Schwindermann v. Great Eastern Casualty Co.

Robinson, J.

(concurring). In this ease plaintiff recovered a judgment against defendant for $546.67 on an accident insurance policy for which he paid $24. It is made on a written application which does not give the terms or conditions of the policy. It is a document 20x24 inches, printed on two sides. The chances are more than ten to one plaintiff never read it, and that if he did read it he knew not what it meant. It consists of a general covenant to give a limited indemnity for loss by accident, with numerous exceptions and limitations apparently designed to deceive and evade nearly all liability. It is entirely safe to say that such exceptions and evasions were not included in the insurance application, and they formed no part of the contract. The courts have gone altogether too for in holding that a corporation may receive good money for a good and valid insurance contract, and impose on the purchaser a large printed document which makes the insurance a deception. It is no answer to say that, when a party receives such a document he may pay an attorney $5 to read it and pay him $10 to return it and to recover the insurance premium.

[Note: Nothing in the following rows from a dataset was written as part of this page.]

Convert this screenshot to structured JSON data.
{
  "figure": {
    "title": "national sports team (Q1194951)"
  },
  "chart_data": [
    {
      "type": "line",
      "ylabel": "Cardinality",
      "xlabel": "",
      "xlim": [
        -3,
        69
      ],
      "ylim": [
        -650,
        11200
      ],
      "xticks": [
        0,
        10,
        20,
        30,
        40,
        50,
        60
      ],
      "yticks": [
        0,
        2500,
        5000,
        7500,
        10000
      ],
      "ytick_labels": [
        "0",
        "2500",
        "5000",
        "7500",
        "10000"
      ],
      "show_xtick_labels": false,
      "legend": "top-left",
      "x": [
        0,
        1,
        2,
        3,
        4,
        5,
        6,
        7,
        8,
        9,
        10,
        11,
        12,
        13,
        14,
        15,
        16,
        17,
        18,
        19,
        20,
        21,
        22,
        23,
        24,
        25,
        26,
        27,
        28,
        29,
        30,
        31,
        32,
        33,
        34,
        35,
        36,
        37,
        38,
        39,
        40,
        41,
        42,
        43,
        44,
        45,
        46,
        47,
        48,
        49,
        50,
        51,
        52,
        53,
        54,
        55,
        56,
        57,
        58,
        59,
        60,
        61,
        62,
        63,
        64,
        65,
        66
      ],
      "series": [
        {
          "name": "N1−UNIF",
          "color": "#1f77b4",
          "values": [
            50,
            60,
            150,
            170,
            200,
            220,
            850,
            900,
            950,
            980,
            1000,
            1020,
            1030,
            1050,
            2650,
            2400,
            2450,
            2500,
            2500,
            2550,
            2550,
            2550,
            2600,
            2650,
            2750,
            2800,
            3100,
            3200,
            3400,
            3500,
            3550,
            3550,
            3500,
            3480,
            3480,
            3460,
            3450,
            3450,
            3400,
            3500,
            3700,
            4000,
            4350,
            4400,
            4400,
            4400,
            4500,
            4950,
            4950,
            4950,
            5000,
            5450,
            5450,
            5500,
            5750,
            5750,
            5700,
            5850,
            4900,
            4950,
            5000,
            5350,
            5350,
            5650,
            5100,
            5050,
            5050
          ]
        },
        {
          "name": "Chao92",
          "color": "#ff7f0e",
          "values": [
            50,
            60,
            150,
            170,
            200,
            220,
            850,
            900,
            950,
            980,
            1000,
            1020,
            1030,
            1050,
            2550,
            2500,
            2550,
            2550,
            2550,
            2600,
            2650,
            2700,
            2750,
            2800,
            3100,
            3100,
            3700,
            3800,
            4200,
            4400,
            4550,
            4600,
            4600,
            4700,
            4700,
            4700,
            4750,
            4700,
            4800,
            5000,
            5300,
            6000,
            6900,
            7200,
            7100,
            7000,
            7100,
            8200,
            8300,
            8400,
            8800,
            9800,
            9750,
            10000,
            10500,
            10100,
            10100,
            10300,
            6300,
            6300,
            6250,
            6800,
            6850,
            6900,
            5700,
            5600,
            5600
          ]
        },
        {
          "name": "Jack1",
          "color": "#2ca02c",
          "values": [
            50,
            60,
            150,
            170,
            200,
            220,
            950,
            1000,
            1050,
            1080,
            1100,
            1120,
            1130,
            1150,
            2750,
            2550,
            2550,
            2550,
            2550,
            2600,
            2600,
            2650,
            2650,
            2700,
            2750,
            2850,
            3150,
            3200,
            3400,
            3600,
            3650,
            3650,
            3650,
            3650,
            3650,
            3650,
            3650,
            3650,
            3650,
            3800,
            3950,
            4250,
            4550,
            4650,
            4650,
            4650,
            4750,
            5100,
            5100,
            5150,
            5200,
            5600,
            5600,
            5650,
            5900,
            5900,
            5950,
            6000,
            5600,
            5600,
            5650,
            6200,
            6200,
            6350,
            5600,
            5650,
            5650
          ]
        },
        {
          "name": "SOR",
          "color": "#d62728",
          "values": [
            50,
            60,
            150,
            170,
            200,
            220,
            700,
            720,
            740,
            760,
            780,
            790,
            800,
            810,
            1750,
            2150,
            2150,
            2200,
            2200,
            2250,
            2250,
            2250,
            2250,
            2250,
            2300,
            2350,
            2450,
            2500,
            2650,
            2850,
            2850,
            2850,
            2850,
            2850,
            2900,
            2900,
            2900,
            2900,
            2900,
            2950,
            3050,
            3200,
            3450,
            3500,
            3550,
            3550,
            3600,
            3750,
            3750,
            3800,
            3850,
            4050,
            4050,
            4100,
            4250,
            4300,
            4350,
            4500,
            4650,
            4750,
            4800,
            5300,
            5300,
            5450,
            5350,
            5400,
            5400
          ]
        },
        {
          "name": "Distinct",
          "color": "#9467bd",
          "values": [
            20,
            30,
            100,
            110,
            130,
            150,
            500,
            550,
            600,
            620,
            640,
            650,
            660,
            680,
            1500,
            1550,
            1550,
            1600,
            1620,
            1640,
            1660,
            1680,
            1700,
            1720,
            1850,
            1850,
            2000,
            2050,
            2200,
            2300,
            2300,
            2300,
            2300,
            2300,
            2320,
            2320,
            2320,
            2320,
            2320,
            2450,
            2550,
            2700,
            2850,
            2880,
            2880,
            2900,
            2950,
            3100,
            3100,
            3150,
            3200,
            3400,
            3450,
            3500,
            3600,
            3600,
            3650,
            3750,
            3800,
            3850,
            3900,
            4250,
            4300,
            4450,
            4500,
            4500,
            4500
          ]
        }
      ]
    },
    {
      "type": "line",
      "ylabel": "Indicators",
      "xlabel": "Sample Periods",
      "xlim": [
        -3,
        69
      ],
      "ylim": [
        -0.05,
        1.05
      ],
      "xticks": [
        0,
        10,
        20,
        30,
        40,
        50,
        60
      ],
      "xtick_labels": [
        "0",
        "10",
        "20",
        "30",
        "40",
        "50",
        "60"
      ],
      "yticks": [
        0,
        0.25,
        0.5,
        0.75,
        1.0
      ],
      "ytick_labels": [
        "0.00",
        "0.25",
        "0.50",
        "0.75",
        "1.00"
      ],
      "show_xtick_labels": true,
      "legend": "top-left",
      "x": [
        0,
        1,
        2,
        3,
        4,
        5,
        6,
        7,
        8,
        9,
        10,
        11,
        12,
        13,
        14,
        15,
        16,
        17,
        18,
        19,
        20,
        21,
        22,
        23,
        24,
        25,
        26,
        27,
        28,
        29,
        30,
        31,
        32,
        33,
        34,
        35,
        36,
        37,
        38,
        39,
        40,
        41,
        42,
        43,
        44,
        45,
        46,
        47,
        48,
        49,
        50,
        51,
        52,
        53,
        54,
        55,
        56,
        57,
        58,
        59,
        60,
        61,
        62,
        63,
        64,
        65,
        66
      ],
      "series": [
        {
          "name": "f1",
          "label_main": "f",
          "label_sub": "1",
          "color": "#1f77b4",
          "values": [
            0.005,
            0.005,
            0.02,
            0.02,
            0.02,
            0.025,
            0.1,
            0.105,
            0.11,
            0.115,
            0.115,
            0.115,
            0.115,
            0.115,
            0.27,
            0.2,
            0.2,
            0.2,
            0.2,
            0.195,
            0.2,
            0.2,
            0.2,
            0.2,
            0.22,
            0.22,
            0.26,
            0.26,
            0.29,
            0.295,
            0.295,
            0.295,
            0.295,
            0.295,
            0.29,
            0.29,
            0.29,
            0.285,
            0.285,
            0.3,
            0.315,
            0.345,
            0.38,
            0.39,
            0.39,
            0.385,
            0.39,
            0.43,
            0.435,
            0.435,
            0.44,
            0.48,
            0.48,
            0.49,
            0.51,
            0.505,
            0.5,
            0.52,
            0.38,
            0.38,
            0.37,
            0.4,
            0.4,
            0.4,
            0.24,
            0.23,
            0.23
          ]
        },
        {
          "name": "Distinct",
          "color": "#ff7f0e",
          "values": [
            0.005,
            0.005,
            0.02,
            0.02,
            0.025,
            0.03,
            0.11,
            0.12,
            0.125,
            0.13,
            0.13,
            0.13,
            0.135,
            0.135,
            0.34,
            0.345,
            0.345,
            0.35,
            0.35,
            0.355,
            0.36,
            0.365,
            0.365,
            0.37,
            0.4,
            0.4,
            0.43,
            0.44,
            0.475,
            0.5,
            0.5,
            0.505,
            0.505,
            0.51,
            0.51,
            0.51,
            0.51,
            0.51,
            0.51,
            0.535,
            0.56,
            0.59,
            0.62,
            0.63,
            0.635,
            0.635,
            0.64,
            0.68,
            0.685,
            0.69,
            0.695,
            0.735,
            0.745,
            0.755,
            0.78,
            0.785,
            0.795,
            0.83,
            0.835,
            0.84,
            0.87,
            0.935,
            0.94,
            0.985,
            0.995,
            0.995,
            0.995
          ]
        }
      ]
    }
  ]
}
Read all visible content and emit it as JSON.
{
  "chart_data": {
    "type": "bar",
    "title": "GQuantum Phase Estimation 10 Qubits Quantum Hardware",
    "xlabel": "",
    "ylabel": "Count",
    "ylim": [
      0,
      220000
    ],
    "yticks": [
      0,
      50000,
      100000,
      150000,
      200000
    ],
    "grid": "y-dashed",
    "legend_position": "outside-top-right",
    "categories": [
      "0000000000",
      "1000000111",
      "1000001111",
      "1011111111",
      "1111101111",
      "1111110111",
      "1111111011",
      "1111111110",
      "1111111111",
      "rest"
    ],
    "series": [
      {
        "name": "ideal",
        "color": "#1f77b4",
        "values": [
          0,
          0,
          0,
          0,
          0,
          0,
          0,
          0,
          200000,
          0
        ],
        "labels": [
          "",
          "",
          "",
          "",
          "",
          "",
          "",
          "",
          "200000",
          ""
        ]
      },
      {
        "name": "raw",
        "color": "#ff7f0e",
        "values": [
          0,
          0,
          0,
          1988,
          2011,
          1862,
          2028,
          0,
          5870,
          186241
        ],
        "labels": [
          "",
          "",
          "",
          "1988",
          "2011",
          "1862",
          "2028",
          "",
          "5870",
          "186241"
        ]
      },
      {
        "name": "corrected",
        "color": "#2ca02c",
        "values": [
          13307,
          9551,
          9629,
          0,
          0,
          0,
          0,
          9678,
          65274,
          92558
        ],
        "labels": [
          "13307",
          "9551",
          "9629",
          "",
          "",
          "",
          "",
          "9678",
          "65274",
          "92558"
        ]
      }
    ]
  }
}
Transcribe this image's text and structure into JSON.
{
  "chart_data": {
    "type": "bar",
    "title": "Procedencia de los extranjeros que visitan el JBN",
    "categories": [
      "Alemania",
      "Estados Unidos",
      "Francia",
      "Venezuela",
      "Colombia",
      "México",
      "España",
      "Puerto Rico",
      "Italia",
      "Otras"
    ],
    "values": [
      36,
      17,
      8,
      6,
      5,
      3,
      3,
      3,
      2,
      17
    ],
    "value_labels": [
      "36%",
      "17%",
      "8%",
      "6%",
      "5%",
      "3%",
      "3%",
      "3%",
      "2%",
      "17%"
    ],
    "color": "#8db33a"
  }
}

As it appears, when the plaintiff signed his insurance application and paid his $24 he was employed as a boiler maker or repairer in the shops of the Northern Pacific Railway Company at Jamestown, and it *593was so stated on his application, and the fact was well known to the agent receiving the money. But when rupture or hernia was the result of a severe fall on the floor of the railway shops, and the plaintiff made a proper claim for damages, the company says to him: We did not insure you against accident causing hernia. We do not insure railway company employees on duty in a roundhouse or repair shop. We regret that you have no claim against us. And truly, if such were the fact, it would be sincere cause for regret.

The company wholly rejects the claim, and demurs to the proof because it does not conform to its rules, and it demurs to the suit because it was brought too soon. It insists on the right to make a special code of procedure to govern claims and suits against it, and still its officers regret that the plaintiff has no just claim against them, but assuredly the record shows no such cause for regret. There has been a fair trial, and the findings are well sustained by the evidence.